In an attempt to keep the government running, Governor Morton turned to the Madison banker James Lanier for funding. In 1861, the two decided that Lanier would buy $400,000 worth of bonds—perhaps not quite an above-board tactic—to prevent government shutdown.
How much of the war was waged on Indiana soil? Not much. The only battle was Morgan’s Raid in 1863, when Confederate troops crossed the Ohio River at Corydon. They blazed a path of destruction, mistakenly thinking that sympathizers to the Southern cause would rise up. None did. (I recently learned of another foray across the river, by Adam “Stovepipe” Johnson at Newburgh. Basically, Johnson’s foray was a hit and run excursion, intent on gathering supplies and firearms before retreating back over the river.)
Originally, Indiana settlements existed by waterways, the quickest means of transportation that connected communities. But in the second half of the 1800s came the railroad, which changed the pattern of population in the state.
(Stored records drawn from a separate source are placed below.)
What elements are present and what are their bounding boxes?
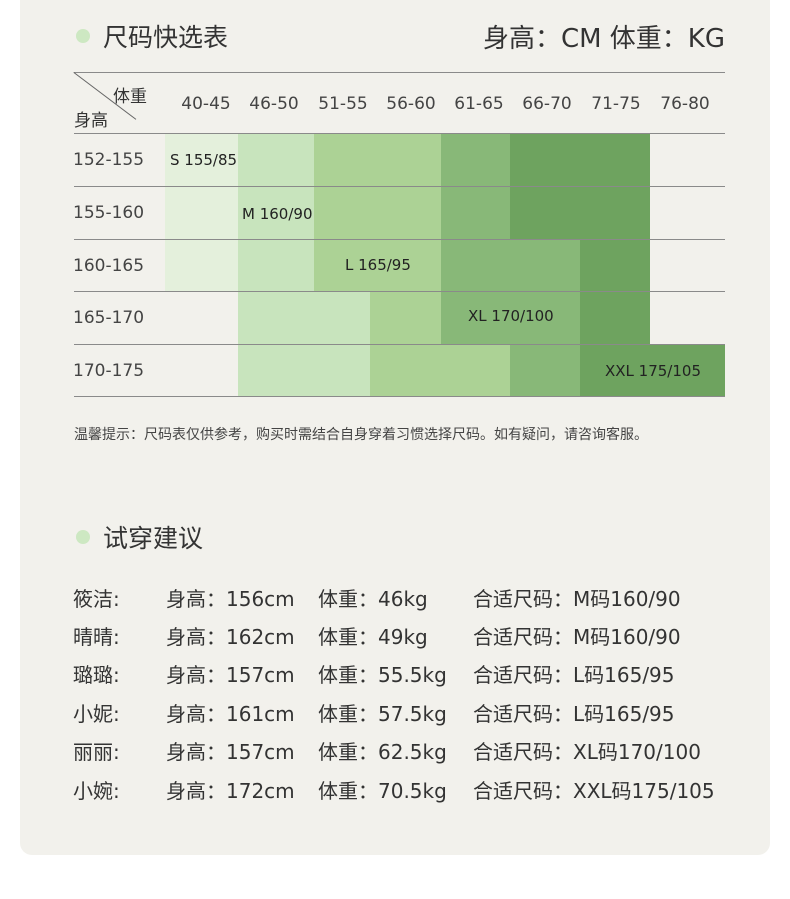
size-cell bbox=[370, 344, 510, 396]
size-cell bbox=[238, 239, 314, 291]
size-cell bbox=[370, 291, 441, 344]
size-label: L 165/95 bbox=[345, 256, 411, 274]
size-cell bbox=[580, 239, 650, 291]
fitting-text: 合适尺码：M码160/90 bbox=[473, 587, 681, 611]
column-header: 66-70 bbox=[522, 94, 572, 114]
units: 身高：CM 体重：KG bbox=[482, 24, 725, 54]
column-header: 76-80 bbox=[660, 94, 710, 114]
fitting-text: 璐璐: bbox=[73, 663, 120, 687]
size-cell bbox=[441, 291, 580, 344]
fitting-text: 身高：172cm bbox=[166, 779, 295, 803]
size-label: XL 170/100 bbox=[468, 307, 554, 325]
size-cell bbox=[238, 291, 370, 344]
fitting-text: 身高：157cm bbox=[166, 740, 295, 764]
table-line bbox=[74, 396, 725, 397]
size-cell bbox=[510, 186, 650, 239]
section-title: 尺码快选表 bbox=[103, 23, 229, 52]
fitting-text: 合适尺码：L码165/95 bbox=[473, 663, 675, 687]
column-header: 71-75 bbox=[591, 94, 641, 114]
fitting-text: 合适尺码：M码160/90 bbox=[473, 625, 681, 649]
fitting-text: 筱洁: bbox=[73, 587, 120, 611]
fitting-text: 合适尺码：XL码170/100 bbox=[473, 740, 701, 764]
row-header: 155-160 bbox=[73, 203, 145, 223]
size-cell bbox=[314, 133, 441, 186]
size-cell bbox=[165, 239, 238, 291]
table-line bbox=[74, 186, 725, 187]
fitting-text: 晴晴: bbox=[73, 625, 120, 649]
column-header: 46-50 bbox=[249, 94, 299, 114]
size-cell bbox=[441, 239, 580, 291]
table-line bbox=[74, 291, 725, 292]
size-cell bbox=[441, 186, 510, 239]
size-cell bbox=[314, 239, 441, 291]
fitting-text: 身高：162cm bbox=[166, 625, 295, 649]
fitting-text: 合适尺码：L码165/95 bbox=[473, 702, 675, 726]
bullet bbox=[76, 530, 90, 544]
fitting-text: 体重：62.5kg bbox=[318, 740, 447, 764]
size-cell bbox=[441, 133, 510, 186]
column-header: 40-45 bbox=[181, 94, 231, 114]
table-line bbox=[74, 133, 725, 134]
size-cell bbox=[165, 133, 238, 186]
fitting-text: 丽丽: bbox=[73, 740, 120, 764]
column-header: 51-55 bbox=[318, 94, 368, 114]
size-cell bbox=[580, 344, 725, 396]
fitting-text: 体重：57.5kg bbox=[318, 702, 447, 726]
row-header: 160-165 bbox=[73, 256, 145, 276]
fitting-text: 体重：70.5kg bbox=[318, 779, 447, 803]
fitting-text: 身高：156cm bbox=[166, 587, 295, 611]
column-header: 61-65 bbox=[454, 94, 504, 114]
fitting-text: 身高：161cm bbox=[166, 702, 295, 726]
bullet bbox=[76, 29, 90, 43]
table-line bbox=[74, 239, 725, 240]
corner-label: 体重 bbox=[113, 87, 147, 107]
size-cell bbox=[314, 186, 441, 239]
fitting-text: 小妮: bbox=[73, 702, 120, 726]
size-label: S 155/85 bbox=[170, 151, 238, 169]
fitting-text: 体重：55.5kg bbox=[318, 663, 447, 687]
fitting-text: 合适尺码：XXL码175/105 bbox=[473, 779, 715, 803]
fitting-text: 体重：46kg bbox=[318, 587, 428, 611]
size-label: M 160/90 bbox=[242, 205, 313, 223]
size-cell bbox=[580, 291, 650, 344]
size-label: XXL 175/105 bbox=[605, 362, 701, 380]
size-cell bbox=[510, 344, 580, 396]
fitting-text: 身高：157cm bbox=[166, 663, 295, 687]
table-line bbox=[74, 344, 725, 345]
column-header: 56-60 bbox=[386, 94, 436, 114]
fitting-text: 体重：49kg bbox=[318, 625, 428, 649]
size-cell bbox=[510, 133, 650, 186]
corner-label: 身高 bbox=[74, 111, 108, 131]
row-header: 152-155 bbox=[73, 150, 145, 170]
fitting-text: 小婉: bbox=[73, 779, 120, 803]
row-header: 170-175 bbox=[73, 361, 145, 381]
size-cell bbox=[165, 186, 238, 239]
table-line bbox=[74, 72, 725, 73]
section-title: 试穿建议 bbox=[103, 524, 204, 553]
size-cell bbox=[238, 186, 314, 239]
size-cell bbox=[238, 133, 314, 186]
size-cell bbox=[238, 344, 370, 396]
note: 温馨提示：尺码表仅供参考，购买时需结合自身穿着习惯选择尺码。如有疑问，请咨询客服… bbox=[74, 427, 648, 443]
row-header: 165-170 bbox=[73, 308, 145, 328]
The steepest incline was in Madison; the Reuben Wells steam engine, specifically made for the Madison incline, can be seen at the Children’s Museum in Indianapolis.
Indianapolis became a transportation hub for the railroads. In 1853, the first Union Station, meant to be one station shared by all railroads, was built in Indianapolis. By 1890, 120 trains were stopping in Indianapolis every day.
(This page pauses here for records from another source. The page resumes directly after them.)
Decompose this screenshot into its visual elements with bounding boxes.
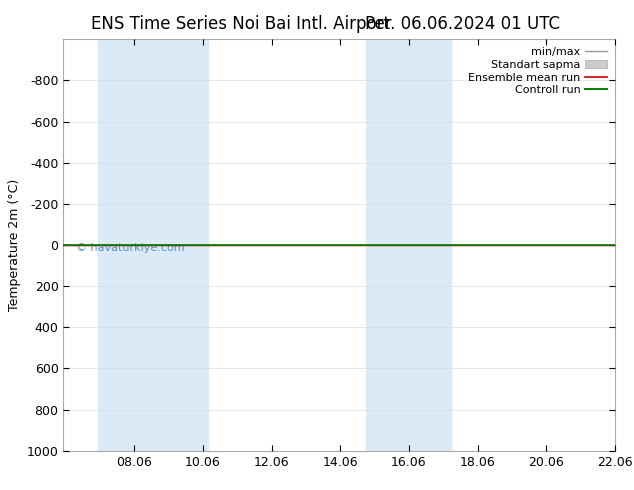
- Y-axis label: Temperature 2m (°C): Temperature 2m (°C): [8, 179, 21, 311]
- Text: © havaturkiye.com: © havaturkiye.com: [75, 243, 184, 253]
- Bar: [366, 39, 451, 451]
- Legend: min/max, Standart sapma, Ensemble mean run, Controll run: min/max, Standart sapma, Ensemble mean r…: [466, 45, 609, 98]
- Text: Per. 06.06.2024 01 UTC: Per. 06.06.2024 01 UTC: [365, 15, 560, 33]
- Text: ENS Time Series Noi Bai Intl. Airport: ENS Time Series Noi Bai Intl. Airport: [91, 15, 391, 33]
- Bar: [98, 39, 208, 451]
An equally impressive system of interurbans crisscrossed Indiana towns. Eventually, with the rise of the automobile (that had an incredible early history in Indiana) came the demise of the interurbans. (The only one that exists today is the South Shore.)
Indiana was a big center of business, from the Ball Company in Muncie to Eli Lilly, L.S. Ayres, and Madam C.J. Walker in Indianapolis. The limestone of southern Indiana was quarried for buildings such as the statehouse (1886) and the Soldiers and Sailors memorial (1902). In the 1870s, the coal mines suffered through strikes and unions, resulting in the firing of workers and the hiring of their children. (Children were less apt to cause trouble or unionize, and could be paid less.)
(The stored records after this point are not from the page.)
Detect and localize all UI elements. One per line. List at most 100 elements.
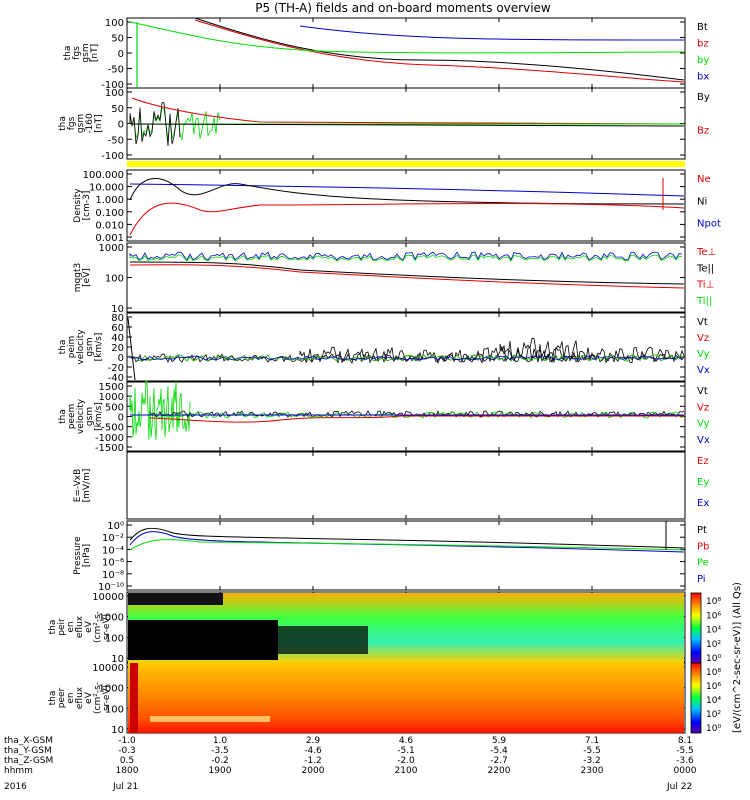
x-row-value: 0.5 <box>120 756 134 766</box>
x-row-value: -5.5 <box>676 746 694 756</box>
plot-title: P5 (TH-A) fields and on-board moments ov… <box>255 1 551 15</box>
ytick-peir-flux: 1000 <box>99 613 124 624</box>
x-row-value: 2000 <box>302 766 325 776</box>
peir-heatmap-body <box>128 593 684 663</box>
legend-density: Ni <box>697 196 707 207</box>
ytick-peir-flux: 100 <box>105 633 124 644</box>
series-line <box>129 539 685 551</box>
ylabel-peim-velocity: tha <box>58 340 68 355</box>
legend-fgs: Bt <box>697 22 708 33</box>
panel-frame-fgs <box>126 17 686 89</box>
yellow-status-bar <box>127 161 685 167</box>
panel-frame-density <box>126 169 686 242</box>
colorbar-peer <box>690 662 702 734</box>
x-row-label: tha_Y-GSM <box>4 746 52 756</box>
ytick-density: 1.000 <box>95 195 124 206</box>
ytick-peer-flux: 10 <box>111 725 124 736</box>
colorbar-tick: 10⁸ <box>706 668 721 678</box>
ytick-fgs: 50 <box>111 34 124 45</box>
panel-frame-peim-velocity <box>126 312 686 382</box>
colorbar-tick: 10⁶ <box>706 611 721 621</box>
legend-pressure: Pt <box>697 525 707 536</box>
ytick-density: 0.100 <box>95 208 124 219</box>
ylabel-density: [cm-3] <box>82 191 92 221</box>
series-line <box>129 102 181 147</box>
ylabel-fgs-hp: tha <box>58 116 68 131</box>
ytick-peem-velocity: 0 <box>118 413 124 424</box>
series-line <box>127 317 136 381</box>
ytick-peir-flux: 10000 <box>92 592 124 603</box>
ylabel-peem-velocity: [km/s] <box>94 402 104 431</box>
ytick-peem-velocity: 500 <box>105 402 124 413</box>
ytick-fgs-hp: -50 <box>108 135 124 146</box>
ylabel-peir-flux: tha <box>48 620 58 635</box>
x-row-value: -0.2 <box>211 756 229 766</box>
series-line <box>129 107 221 141</box>
colorbar-tick: 10⁴ <box>706 626 721 636</box>
legend-pressure: Pe <box>697 558 709 569</box>
colorbar-peir <box>690 592 702 664</box>
peir-dark-region <box>128 620 278 660</box>
peer-heatmap-body <box>128 663 684 733</box>
ylabel-peer-flux: (cm²-s- <box>93 682 103 714</box>
ylabel-peer-flux: eflux <box>75 686 85 709</box>
x-row-value: -1.0 <box>118 736 136 746</box>
legend-fgs: bz <box>697 39 709 50</box>
ylabel-peim-velocity: velocity <box>76 329 86 365</box>
ylabel-peem-velocity: velocity <box>76 398 86 434</box>
series-line <box>194 17 685 81</box>
series-line <box>499 337 581 364</box>
ytick-peim-velocity: 0 <box>118 353 124 364</box>
ytick-peem-velocity: 1500 <box>99 382 124 393</box>
ytick-peem-velocity: -1500 <box>95 443 124 454</box>
series-line <box>299 346 685 365</box>
series-line <box>129 251 683 261</box>
series-line <box>129 254 683 262</box>
ylabel-peir-flux: eflux <box>75 615 85 638</box>
ylabel-peir-flux: eV <box>84 620 94 633</box>
ytick-fgs-hp: 100 <box>105 88 124 99</box>
ylabel-pressure: Pressure <box>73 536 83 575</box>
x-row-value: 2100 <box>395 766 418 776</box>
ylabel-peir-flux: (cm²-s- <box>93 611 103 643</box>
ytick-peer-flux: 1000 <box>99 684 124 695</box>
ylabel-peim-velocity: peim <box>67 336 77 359</box>
ytick-density: 10.000 <box>89 183 124 194</box>
x-row-value: 8.1 <box>678 736 692 746</box>
ylabel-fgs-hp: gsm <box>76 114 86 133</box>
ylabel-density: Density <box>73 188 83 223</box>
x-row-label: hhmm <box>4 766 33 776</box>
ytick-peem-velocity: -500 <box>101 423 124 434</box>
series-line <box>131 97 685 125</box>
ylabel-efield: E=-VxB <box>73 469 83 503</box>
ytick-peim-velocity: 20 <box>111 343 124 354</box>
colorbar-tick: 10² <box>706 710 721 720</box>
x-date-end: Jul 22 <box>666 782 692 792</box>
x-row-value: -3.5 <box>211 746 229 756</box>
ytick-density: 0.010 <box>95 220 124 231</box>
ytick-peem-velocity: 1000 <box>99 392 124 403</box>
colorbar-tick: 10⁴ <box>706 696 721 706</box>
ylabel-efield: [mV/m] <box>82 469 92 503</box>
legend-temperature: Te|| <box>696 263 714 274</box>
legend-temperature: Te⊥ <box>696 247 716 258</box>
series-line <box>131 123 685 127</box>
x-row-value: -0.3 <box>118 746 136 756</box>
ylabel-peim-velocity: gsm <box>85 337 95 356</box>
ylabel-peem-velocity: tha <box>58 409 68 424</box>
ylabel-peir-flux: sr-eV) <box>102 614 112 640</box>
legend-temperature: Ti|| <box>696 296 712 307</box>
ylabel-temperature: mqgt3 <box>73 263 83 292</box>
series-line <box>129 354 683 362</box>
panel-frame-efield <box>126 451 686 520</box>
ylabel-fgs: fgs <box>72 46 82 60</box>
x-row-value: 0000 <box>674 766 697 776</box>
colorbar-tick: 10⁰ <box>706 724 721 734</box>
series-line <box>129 261 685 285</box>
ytick-fgs-hp: 0 <box>118 120 124 131</box>
curves <box>127 17 685 553</box>
ytick-fgs-hp: 50 <box>111 104 124 115</box>
ytick-fgs-hp: -100 <box>101 151 124 162</box>
ytick-pressure: 10⁻⁶ <box>102 558 124 569</box>
x-row-value: -3.6 <box>676 756 694 766</box>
Into this maelstrom came Eugene V. Debs. Originally he believed that the best course of action for workers was to do a good job; managers would recognize the good work with good pay. Eventually, faced with reality, he changed his views and organized unions (the railroad union in 1894) and strikes (think the Pullman strike). Change, he saw, was only possible through politics. In his core, he believed in the dignity of all people.
In the late 1800s, 13% of the population in Indianapolis was German. German immigrants looked around at the culture and traditions around them and concluded that it was lacking in refinement (ouch!). Instead, they created their own vibrant society with German organizations, clubs, symphonies, theatre, and schools.
World War I destroyed the German culture in Indiana. Kurt Vonnegut, famous 20th century Hoosier author, described how he was raised ignorant of the rich heritage of German music, literature, culture, and language—all because Germans in the early 20th century assumed that ignorance of their culture and traditions was necessary in order to be patriotic. Bits and pieces still exist today as German festivals or the Athenaeum (Das Deutsche Haus, which incidentally Vonnegut’s father was an architect for) in Indianapolis.
The documentary continues with a third part that looks at Indiana from World War I to the present time.